Music Review

Na Pali, Na Pali, Awapuhi Productions 2005

Na Pali’s music will put you right to sleep. That’s a good thing; Carlos Andrade’s voice is a relaxed, comforting sound, perfectly suited for coaxing children and even adults into dreamland. With lullabies such as "Kealia," "Kamali’i" and the "Navigator’s Lullaby," Andrade and the other three members of Na Pali create soothing music that manages to be nahenahe (sweet, soft), without being cloying.

Some of the other original English-language cuts on their eponymous album, though, straddle the thin line between nahenahe and cheese.
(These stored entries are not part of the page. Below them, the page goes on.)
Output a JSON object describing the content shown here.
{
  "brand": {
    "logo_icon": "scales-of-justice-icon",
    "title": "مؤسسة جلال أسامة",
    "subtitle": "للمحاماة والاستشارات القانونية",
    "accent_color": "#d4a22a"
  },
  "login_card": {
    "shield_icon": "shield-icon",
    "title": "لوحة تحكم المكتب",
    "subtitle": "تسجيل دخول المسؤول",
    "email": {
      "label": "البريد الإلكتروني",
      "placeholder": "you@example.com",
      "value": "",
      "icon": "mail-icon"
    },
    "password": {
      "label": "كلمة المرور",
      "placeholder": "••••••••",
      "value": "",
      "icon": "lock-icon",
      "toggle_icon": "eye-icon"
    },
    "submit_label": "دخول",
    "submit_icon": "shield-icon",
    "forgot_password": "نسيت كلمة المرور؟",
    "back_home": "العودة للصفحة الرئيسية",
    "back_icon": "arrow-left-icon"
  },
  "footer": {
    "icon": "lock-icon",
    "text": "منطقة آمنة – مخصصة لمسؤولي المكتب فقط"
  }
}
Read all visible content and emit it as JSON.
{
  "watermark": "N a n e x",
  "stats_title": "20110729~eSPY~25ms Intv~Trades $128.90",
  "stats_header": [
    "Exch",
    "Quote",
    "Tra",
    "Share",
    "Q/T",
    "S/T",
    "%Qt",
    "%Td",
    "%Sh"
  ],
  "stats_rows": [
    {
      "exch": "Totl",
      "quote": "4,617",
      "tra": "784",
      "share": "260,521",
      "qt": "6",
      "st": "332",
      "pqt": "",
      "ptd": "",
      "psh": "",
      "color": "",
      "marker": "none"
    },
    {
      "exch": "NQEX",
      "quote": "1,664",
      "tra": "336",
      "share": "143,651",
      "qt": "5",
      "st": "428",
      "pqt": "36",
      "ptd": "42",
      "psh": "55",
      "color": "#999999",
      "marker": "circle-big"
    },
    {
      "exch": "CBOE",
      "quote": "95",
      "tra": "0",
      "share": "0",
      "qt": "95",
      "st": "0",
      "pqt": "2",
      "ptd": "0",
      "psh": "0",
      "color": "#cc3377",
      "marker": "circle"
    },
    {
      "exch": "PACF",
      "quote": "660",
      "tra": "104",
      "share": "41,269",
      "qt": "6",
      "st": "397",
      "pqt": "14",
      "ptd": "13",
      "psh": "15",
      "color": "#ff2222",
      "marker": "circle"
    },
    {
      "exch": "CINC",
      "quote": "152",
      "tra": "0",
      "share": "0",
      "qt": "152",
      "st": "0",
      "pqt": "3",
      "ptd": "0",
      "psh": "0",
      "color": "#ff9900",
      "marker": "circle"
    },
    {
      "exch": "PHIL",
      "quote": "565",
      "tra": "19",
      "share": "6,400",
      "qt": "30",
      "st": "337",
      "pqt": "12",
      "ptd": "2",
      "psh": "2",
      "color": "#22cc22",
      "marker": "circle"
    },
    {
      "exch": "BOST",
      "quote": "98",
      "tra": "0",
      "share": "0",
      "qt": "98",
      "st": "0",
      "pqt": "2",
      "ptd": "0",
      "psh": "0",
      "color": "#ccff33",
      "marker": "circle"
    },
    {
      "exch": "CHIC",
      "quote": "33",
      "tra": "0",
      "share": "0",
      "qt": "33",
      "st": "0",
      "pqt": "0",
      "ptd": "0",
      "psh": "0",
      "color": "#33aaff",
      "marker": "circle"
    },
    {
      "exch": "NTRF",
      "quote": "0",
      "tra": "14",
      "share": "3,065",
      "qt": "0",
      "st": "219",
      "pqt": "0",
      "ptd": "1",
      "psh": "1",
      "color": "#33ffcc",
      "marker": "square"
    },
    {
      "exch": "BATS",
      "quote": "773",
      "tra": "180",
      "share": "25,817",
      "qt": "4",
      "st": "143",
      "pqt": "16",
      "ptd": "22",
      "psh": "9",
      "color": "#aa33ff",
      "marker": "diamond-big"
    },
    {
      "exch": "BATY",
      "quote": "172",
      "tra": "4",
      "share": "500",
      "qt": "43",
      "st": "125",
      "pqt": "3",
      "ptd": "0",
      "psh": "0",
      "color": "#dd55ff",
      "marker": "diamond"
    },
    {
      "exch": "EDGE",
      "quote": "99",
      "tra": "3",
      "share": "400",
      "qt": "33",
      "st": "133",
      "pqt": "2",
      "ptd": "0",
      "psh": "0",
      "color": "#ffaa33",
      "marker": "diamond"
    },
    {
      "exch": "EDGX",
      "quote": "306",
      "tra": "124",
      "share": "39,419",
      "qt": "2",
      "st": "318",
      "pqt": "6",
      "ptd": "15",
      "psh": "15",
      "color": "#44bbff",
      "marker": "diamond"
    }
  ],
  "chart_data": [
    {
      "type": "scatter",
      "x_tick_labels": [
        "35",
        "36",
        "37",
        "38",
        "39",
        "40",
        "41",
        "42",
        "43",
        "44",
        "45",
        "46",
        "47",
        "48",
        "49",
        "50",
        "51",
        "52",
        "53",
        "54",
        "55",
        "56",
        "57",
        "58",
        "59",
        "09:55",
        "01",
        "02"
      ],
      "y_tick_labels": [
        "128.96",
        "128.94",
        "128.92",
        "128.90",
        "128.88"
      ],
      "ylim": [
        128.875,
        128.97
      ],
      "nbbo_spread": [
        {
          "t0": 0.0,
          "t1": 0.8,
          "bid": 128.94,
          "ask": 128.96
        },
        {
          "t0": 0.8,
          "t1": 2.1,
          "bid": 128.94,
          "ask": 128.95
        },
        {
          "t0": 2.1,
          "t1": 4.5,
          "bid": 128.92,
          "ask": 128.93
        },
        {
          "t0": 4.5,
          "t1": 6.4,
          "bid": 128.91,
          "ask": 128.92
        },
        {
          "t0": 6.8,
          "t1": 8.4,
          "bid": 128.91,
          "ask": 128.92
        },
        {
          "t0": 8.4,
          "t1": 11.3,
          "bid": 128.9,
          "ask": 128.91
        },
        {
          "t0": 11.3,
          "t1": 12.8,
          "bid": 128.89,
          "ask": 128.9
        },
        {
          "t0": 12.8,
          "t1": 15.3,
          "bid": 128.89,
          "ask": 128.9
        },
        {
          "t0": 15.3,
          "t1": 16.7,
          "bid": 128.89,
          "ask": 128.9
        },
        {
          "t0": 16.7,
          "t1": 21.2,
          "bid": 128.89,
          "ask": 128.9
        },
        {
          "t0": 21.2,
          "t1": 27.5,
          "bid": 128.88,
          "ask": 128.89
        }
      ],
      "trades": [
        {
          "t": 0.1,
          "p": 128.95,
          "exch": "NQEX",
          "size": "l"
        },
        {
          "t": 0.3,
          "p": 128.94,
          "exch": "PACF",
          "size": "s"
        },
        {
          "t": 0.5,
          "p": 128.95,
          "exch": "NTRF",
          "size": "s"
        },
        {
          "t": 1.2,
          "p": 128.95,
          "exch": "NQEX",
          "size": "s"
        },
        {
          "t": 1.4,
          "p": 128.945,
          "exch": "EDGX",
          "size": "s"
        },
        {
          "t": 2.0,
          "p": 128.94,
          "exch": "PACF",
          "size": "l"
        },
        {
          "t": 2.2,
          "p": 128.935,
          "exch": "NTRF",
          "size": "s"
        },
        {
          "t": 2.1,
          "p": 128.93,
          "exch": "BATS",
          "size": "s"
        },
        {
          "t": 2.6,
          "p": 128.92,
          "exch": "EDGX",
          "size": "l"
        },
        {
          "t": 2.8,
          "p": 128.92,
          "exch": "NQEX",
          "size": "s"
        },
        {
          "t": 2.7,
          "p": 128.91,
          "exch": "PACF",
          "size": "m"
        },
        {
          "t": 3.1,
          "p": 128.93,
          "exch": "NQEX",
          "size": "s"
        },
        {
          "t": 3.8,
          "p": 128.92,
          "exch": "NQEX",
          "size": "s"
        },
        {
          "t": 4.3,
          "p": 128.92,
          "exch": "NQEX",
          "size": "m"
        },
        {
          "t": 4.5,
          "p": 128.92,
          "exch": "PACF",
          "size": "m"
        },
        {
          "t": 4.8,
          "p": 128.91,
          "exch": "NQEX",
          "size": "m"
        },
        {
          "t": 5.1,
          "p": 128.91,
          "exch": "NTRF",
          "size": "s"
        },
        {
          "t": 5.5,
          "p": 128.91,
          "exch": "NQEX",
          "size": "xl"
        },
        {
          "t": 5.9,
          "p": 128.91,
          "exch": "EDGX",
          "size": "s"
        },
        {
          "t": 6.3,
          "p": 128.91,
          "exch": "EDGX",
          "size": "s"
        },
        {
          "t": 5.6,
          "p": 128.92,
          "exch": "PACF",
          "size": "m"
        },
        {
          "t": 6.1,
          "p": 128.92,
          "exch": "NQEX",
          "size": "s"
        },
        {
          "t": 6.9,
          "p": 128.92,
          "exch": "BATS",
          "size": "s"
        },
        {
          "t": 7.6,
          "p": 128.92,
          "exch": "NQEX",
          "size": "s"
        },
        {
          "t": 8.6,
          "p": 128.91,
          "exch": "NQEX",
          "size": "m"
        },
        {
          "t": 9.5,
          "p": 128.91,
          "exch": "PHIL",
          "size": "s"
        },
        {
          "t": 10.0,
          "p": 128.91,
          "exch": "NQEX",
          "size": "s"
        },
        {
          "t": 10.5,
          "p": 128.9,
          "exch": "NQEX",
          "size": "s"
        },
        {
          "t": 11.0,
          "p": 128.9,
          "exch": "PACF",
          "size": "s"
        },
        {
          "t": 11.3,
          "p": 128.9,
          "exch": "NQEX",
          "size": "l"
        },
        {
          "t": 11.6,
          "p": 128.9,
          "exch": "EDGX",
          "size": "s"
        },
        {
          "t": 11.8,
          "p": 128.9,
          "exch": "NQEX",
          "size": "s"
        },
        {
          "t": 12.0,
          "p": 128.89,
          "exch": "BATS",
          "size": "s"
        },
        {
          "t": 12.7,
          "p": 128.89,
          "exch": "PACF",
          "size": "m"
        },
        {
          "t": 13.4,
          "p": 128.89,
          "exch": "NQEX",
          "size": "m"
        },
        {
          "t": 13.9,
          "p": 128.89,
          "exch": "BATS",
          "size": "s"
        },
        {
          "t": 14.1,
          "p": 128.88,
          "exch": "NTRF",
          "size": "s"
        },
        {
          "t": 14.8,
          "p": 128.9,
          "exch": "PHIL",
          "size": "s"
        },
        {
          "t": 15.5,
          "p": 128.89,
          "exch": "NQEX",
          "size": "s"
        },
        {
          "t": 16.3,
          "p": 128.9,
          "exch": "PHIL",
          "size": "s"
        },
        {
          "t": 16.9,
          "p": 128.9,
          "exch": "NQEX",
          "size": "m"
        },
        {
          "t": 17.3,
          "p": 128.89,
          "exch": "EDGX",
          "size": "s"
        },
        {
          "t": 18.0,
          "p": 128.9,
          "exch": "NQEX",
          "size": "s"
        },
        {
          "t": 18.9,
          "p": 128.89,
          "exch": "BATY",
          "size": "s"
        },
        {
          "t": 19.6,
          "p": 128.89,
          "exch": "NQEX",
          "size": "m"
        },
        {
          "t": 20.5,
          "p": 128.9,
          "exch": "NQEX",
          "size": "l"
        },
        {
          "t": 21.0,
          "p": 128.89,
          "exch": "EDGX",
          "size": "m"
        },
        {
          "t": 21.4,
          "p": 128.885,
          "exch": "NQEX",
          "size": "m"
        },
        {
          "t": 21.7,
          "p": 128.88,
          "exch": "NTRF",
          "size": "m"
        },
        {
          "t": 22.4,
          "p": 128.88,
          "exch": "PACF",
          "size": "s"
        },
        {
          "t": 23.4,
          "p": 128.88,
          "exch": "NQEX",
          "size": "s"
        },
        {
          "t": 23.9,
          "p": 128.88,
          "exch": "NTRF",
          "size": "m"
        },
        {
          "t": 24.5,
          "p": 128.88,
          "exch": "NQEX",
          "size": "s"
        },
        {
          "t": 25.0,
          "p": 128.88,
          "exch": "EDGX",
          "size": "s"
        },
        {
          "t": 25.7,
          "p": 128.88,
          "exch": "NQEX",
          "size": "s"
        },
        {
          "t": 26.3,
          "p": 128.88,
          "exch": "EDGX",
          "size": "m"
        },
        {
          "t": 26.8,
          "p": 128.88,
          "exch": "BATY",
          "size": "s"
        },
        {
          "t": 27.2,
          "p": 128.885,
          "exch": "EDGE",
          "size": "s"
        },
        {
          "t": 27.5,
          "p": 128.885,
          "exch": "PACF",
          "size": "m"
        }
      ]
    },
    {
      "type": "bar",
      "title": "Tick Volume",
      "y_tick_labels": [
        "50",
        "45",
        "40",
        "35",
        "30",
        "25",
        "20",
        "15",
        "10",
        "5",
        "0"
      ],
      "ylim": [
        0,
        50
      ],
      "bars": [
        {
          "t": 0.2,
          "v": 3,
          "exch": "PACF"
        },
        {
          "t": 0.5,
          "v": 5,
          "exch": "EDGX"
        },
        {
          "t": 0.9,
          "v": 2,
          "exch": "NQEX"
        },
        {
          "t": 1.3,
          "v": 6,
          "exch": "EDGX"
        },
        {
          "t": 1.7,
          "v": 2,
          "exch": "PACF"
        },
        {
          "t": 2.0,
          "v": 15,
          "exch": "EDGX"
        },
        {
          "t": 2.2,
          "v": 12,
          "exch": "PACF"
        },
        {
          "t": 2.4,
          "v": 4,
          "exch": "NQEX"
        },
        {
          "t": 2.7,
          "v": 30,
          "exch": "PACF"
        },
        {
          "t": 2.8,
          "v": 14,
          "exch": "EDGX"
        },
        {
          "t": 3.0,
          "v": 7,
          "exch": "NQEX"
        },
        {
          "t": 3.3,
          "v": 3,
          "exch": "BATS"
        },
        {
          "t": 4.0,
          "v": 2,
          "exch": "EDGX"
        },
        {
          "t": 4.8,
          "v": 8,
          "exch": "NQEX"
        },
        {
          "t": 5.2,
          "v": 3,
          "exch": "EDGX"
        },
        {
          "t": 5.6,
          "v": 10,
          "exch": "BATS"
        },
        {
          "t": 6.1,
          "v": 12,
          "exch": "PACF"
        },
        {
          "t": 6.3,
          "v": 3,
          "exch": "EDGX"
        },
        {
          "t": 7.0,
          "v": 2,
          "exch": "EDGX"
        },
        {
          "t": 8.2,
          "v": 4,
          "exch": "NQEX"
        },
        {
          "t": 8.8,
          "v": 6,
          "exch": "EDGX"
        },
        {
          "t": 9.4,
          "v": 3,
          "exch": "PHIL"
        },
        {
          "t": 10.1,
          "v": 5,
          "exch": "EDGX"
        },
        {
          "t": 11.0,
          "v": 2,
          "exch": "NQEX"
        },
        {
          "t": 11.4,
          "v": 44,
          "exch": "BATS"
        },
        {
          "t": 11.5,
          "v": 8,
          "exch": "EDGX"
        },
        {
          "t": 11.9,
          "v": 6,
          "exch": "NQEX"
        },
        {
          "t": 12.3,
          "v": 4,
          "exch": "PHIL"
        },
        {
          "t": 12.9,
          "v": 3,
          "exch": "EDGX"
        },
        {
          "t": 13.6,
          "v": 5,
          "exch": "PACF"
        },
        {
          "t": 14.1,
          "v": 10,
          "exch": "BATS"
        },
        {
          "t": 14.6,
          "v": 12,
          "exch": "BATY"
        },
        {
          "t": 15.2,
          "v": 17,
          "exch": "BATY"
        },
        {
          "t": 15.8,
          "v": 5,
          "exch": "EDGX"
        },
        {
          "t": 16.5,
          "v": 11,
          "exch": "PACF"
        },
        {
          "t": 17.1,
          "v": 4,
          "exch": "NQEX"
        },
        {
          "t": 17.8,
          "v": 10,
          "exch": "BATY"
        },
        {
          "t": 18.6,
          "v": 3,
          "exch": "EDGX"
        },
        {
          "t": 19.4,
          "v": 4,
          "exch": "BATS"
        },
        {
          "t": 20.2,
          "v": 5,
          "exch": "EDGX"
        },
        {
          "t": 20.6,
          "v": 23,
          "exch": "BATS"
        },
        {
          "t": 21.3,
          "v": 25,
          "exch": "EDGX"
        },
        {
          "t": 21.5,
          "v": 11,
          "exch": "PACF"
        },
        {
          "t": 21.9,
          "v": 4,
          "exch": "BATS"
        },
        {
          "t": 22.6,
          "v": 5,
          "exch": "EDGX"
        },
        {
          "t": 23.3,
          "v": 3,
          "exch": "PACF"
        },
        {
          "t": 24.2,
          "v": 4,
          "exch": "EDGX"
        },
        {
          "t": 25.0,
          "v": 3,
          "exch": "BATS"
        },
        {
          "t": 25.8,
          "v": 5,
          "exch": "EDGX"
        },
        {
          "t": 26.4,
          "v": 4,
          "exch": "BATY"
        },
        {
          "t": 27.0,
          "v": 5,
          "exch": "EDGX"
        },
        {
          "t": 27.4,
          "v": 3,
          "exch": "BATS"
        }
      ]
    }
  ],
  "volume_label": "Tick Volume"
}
It’s been 18 years since Na Pali’s last album, Pacific Tunings, and you can still hear ’80s touches in these new songs, most notably an emotive saxophone on "Waiting for the Rain" and "Blossom."

Picking up the pace doesn’t do the band any favors, either. Renowned bluesman Taj Mahal sits in on "Tourin’ with Taj," the most upbeat song on the album, but the track itself is a musically and lyrically bland catalog of the group’s European tour dates. ("Wolfsburg, Oldenburg, Nuremburg and Hamburg, Dusseldorf and even Berlin," sings Andrade.) It’s the aural equivalent of vacation photos.

Bottom line:
Na Pali’s gentle mix of Hawaiian and English-language tracks recalls the folky local acts of the ’70s and ’80s, such as Country Comfort and Kalapana. Spin it on a lazy Sunday afternoon, or at bedtime.